The door flew open.

"I come to inquire," began his Highness, "how you bear your solitude. My house also has become empty, my children are gone from me, and it is lonely in the great building."

"I have employed my leisure in intercourse with distant friends," answered Ilse.

She would not on this occasion mention the children to the Sovereign.

"Are the little ones who play about in your home amongst these friends?" he asked laughing. "Have the children again expressed their wishes to you?"

He took a chair and invited Ilse to be seated. His demeanor made her more composed; his manner was that of a discreet and well-intentioned person.

"Yes, your Highness," replied Ilse; "but this time my younger sister, Luise, was the most active correspondent."

"Does she promise to become like you?" asked the Sovereign, kindly.

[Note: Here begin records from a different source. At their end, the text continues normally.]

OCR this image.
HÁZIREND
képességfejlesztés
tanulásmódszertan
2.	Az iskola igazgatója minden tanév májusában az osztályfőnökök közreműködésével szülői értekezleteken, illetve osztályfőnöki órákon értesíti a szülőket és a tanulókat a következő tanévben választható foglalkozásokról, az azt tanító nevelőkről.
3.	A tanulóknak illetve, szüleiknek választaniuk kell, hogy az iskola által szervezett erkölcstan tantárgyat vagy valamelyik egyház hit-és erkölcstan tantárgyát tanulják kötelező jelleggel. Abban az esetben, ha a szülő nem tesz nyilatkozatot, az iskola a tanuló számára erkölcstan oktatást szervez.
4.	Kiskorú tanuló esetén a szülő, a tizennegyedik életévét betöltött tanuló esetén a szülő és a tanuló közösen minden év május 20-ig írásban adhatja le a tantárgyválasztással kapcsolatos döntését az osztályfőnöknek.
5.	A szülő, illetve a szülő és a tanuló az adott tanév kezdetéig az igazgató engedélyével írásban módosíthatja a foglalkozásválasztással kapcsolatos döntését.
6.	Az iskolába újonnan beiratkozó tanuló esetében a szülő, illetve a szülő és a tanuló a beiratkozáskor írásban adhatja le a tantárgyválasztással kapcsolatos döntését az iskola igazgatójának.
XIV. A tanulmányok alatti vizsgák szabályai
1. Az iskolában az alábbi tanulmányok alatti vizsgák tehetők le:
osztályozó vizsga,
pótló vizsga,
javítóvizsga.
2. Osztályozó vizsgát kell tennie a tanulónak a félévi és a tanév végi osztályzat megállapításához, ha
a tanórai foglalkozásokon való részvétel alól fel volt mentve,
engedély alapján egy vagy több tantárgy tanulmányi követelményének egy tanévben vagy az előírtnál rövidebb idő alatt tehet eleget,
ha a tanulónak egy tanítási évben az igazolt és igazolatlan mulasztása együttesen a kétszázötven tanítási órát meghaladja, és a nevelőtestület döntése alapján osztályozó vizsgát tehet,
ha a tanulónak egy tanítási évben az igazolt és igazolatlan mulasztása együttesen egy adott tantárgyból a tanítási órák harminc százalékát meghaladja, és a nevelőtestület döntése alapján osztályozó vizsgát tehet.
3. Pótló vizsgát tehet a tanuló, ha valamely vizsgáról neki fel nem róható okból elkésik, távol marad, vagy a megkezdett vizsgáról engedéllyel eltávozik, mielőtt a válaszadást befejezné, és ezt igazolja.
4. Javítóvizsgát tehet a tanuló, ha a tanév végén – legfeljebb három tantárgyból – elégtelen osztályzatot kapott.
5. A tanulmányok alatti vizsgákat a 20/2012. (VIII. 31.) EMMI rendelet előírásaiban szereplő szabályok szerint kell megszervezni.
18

"She is now twelve years old," replied Ilse, with reserve; "she is sentimental upon every subject and every blade of grass excites her fancy. It appears as if she were to be the poetess of the play-room. I do not know how these fantastical ideas have come into our family. In her letter she tells me a long story, as if it had happened to herself, and yet it is only a tale which she has read somewhere. For since I have left my home, more story-books have reached it than were there in my youth."

"Probably it is only childish vanity," said the Sovereign, kindly, "that leads her to substitute an invention for truth."